Best Sportsbooks — Data-Driven Rankings
Most sportsbook rankings are paid placements. Ours aren't. Every book is scored monthly using real odds data: best prices, lowest vig, and whether they lead or follow line movements. No sponsorships, no editorial bias — just numbers.
Best Odds Rate
The % of game/market combinations where this book offered the single highest price. Higher = better value for bettors who shop lines.
Average Vig
Mean juice charged on head-to-head markets. Lower is better — it means more of your stake goes to winnings rather than the house.
Line Leader Rate
How often this book moves its line first when the broader market shifts. Market-setting books often have sharper pricing and tighter limits.
Latest rankings — May 2026
Score — weighted composite (best odds 35%, avg vig 30%, line leadership 20%, market coverage 15%)
Best Odds — % of game/market combinations where this book offered the top price
Avg Vig — average juice on h2h markets (lower is better for bettors)
Line Leader — % of consensus line moves where this book moved first
Rows marked "limited data" had fewer than 10 events in the period and may not be representative.
Frequently asked questions
How are sportsbooks ranked on Linewhale?▾
Rankings are built from four metrics tracked across every odds snapshot: best odds rate (how often this book had the highest price on a given market), average vig (the juice charged on head-to-head markets), line leader rate (how often this book moves first when the market shifts), and market coverage.
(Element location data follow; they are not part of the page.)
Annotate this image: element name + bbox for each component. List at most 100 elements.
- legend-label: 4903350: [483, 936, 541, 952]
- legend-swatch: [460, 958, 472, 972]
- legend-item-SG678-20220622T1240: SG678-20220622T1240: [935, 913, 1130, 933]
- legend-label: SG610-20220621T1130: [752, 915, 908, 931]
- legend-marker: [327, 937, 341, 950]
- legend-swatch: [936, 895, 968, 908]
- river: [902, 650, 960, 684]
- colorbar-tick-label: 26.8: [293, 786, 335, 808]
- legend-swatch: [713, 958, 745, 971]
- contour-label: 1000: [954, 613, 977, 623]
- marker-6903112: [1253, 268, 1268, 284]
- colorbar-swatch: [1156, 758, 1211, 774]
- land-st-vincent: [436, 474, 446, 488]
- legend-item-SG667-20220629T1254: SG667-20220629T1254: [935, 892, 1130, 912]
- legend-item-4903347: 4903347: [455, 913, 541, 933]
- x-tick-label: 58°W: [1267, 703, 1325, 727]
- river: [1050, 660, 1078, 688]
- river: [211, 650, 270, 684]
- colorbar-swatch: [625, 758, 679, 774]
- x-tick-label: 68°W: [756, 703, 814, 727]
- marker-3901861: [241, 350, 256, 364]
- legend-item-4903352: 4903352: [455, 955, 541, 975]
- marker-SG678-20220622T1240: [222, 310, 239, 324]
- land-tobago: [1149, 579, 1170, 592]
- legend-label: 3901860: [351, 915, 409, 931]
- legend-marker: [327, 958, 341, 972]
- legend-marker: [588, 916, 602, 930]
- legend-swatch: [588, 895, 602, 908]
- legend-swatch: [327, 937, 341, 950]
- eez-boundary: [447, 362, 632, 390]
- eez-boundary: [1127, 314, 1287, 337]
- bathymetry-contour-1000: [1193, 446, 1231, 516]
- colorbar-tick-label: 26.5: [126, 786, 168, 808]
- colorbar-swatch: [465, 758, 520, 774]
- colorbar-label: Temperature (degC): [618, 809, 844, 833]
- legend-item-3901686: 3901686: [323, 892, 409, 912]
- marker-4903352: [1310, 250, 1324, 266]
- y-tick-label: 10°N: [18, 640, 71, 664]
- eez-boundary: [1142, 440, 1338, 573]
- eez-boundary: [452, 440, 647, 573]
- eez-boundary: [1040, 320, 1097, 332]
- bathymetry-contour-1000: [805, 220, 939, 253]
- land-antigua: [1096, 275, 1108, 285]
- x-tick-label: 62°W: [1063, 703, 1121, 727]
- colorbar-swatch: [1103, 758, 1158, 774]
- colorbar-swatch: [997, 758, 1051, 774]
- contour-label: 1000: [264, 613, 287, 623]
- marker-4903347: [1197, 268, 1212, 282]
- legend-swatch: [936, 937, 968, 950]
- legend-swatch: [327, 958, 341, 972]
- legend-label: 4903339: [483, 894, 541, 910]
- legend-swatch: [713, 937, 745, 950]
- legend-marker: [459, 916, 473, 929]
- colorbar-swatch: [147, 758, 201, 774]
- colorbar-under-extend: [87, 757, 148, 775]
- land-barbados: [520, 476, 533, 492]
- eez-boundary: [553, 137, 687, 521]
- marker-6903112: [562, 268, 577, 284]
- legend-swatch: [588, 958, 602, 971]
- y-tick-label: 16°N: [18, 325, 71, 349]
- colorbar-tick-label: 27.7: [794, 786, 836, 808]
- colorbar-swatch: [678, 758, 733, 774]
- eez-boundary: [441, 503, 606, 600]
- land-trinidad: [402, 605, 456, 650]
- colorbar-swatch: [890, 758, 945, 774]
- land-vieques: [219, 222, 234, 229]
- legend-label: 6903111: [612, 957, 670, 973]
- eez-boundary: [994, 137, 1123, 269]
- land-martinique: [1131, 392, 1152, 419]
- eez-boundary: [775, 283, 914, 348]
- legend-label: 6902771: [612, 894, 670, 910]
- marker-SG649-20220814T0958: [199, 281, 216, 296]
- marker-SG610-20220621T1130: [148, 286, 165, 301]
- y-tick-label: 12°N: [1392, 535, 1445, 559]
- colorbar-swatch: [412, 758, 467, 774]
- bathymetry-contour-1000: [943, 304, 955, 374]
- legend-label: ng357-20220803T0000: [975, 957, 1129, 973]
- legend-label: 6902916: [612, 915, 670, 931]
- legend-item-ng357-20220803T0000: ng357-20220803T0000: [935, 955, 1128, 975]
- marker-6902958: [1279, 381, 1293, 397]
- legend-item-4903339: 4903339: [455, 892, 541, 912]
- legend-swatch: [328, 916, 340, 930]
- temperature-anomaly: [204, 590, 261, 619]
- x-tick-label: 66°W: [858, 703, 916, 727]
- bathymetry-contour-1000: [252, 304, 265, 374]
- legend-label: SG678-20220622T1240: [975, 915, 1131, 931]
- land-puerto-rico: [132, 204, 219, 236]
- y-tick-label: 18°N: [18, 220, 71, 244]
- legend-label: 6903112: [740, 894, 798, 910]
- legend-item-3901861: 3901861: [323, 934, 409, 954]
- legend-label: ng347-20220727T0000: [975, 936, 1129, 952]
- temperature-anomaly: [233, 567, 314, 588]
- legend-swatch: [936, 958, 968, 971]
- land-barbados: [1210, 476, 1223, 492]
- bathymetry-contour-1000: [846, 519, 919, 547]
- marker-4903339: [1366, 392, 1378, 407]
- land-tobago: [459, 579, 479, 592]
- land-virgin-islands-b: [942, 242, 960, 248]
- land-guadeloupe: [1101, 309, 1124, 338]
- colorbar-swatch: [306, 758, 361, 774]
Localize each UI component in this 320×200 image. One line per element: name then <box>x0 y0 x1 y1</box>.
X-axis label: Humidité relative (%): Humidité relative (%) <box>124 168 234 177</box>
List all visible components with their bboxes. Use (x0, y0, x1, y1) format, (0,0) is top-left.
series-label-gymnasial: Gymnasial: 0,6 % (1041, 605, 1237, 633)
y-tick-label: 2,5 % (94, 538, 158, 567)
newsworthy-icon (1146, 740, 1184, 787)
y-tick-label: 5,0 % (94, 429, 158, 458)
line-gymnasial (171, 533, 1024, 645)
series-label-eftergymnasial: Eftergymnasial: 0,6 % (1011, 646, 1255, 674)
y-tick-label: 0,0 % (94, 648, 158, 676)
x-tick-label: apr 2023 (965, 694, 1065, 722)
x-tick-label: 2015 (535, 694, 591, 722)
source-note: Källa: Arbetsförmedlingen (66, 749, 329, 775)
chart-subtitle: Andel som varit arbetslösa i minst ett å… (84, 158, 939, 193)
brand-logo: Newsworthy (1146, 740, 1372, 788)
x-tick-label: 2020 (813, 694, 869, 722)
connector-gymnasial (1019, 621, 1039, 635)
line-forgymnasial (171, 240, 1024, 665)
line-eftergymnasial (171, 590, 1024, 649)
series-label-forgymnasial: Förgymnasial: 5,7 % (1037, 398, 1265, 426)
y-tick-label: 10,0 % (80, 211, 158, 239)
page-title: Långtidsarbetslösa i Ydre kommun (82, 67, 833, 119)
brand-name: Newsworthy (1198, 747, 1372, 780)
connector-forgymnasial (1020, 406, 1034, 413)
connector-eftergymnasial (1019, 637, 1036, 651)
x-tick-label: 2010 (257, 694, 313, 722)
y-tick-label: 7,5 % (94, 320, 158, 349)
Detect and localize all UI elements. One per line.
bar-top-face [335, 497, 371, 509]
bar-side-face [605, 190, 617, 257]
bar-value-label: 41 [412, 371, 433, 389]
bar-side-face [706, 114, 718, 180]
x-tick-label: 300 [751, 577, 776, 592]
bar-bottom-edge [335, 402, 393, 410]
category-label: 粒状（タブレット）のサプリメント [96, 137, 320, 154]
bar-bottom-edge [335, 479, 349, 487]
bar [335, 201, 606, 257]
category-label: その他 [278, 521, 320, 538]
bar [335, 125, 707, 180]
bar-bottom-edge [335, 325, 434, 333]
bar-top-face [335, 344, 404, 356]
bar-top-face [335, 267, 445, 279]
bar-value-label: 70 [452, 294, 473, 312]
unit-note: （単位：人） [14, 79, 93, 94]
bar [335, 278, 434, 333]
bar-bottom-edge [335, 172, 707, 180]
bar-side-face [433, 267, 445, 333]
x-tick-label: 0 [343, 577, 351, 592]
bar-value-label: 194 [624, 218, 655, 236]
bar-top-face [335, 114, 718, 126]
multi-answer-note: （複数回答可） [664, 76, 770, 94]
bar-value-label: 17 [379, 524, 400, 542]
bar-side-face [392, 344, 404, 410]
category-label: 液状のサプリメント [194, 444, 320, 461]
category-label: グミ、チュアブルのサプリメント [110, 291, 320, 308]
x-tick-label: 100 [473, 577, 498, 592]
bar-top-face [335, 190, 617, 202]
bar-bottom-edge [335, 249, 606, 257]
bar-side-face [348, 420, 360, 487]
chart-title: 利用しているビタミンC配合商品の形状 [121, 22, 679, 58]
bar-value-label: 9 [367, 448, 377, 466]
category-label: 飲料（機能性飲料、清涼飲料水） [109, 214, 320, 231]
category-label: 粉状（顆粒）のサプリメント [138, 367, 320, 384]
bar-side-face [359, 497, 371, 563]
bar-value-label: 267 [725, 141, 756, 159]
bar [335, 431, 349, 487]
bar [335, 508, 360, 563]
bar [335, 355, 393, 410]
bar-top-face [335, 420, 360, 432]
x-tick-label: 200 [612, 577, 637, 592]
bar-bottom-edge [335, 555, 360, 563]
Each metric is normalized within the month's cohort and combined into a 0–100 composite score weighted 35/30/20/15. No book pays to appear — the score is entirely data-driven.
Which sportsbook has the best odds?▾
It varies by sport, market type, and time of season — which is exactly why we compute it from live data. The Best Odds Rate column above shows what percentage of markets each book had the top price in the most recent month. Books with consistently high rates are reliable line-shopping destinations regardless of the sport.
What is vig, and why does it matter?▾
Vig (also called juice or the house edge) is the fee built into sportsbook odds. A perfectly fair coin-flip bet would be priced at +100 on both sides, but books typically price it at around -110/-110, keeping the spread as profit. Lower vig means more of every dollar you bet translates into winnings. Over hundreds of bets, even a 1–2% vig difference between books adds up significantly.
What does "line leader" mean?▾
When the market moves — because of a sharp bet, injury news, or weather — one book moves its line first and others follow. The line leader rate tracks how often a given book initiated those consensus moves rather than reacting to them. Sharp, market-setting books tend to lead more often. High line leader rates can indicate tighter limits but also sharper pricing.
How often are rankings updated?▾
Rankings are computed on the 1st of each month, covering all odds data from the prior calendar month. Use the month picker to browse historical rankings going back as far as our data allows.
Are these rankings paid or sponsored?▾
No. Every book in the table is ranked solely by its odds data — we have no paid placement arrangements. Some books have affiliate links (marked with a "Bet" button), but those links do not affect rank. A book with an affiliate deal can rank last; a book with no deal can rank first.
What does "limited data" mean on a row?▾
Books with fewer than 10 distinct events tracked in a given month are flagged as limited data. Their metrics may not be representative — particularly the vig and line leader calculations, which need a meaningful sample to be reliable.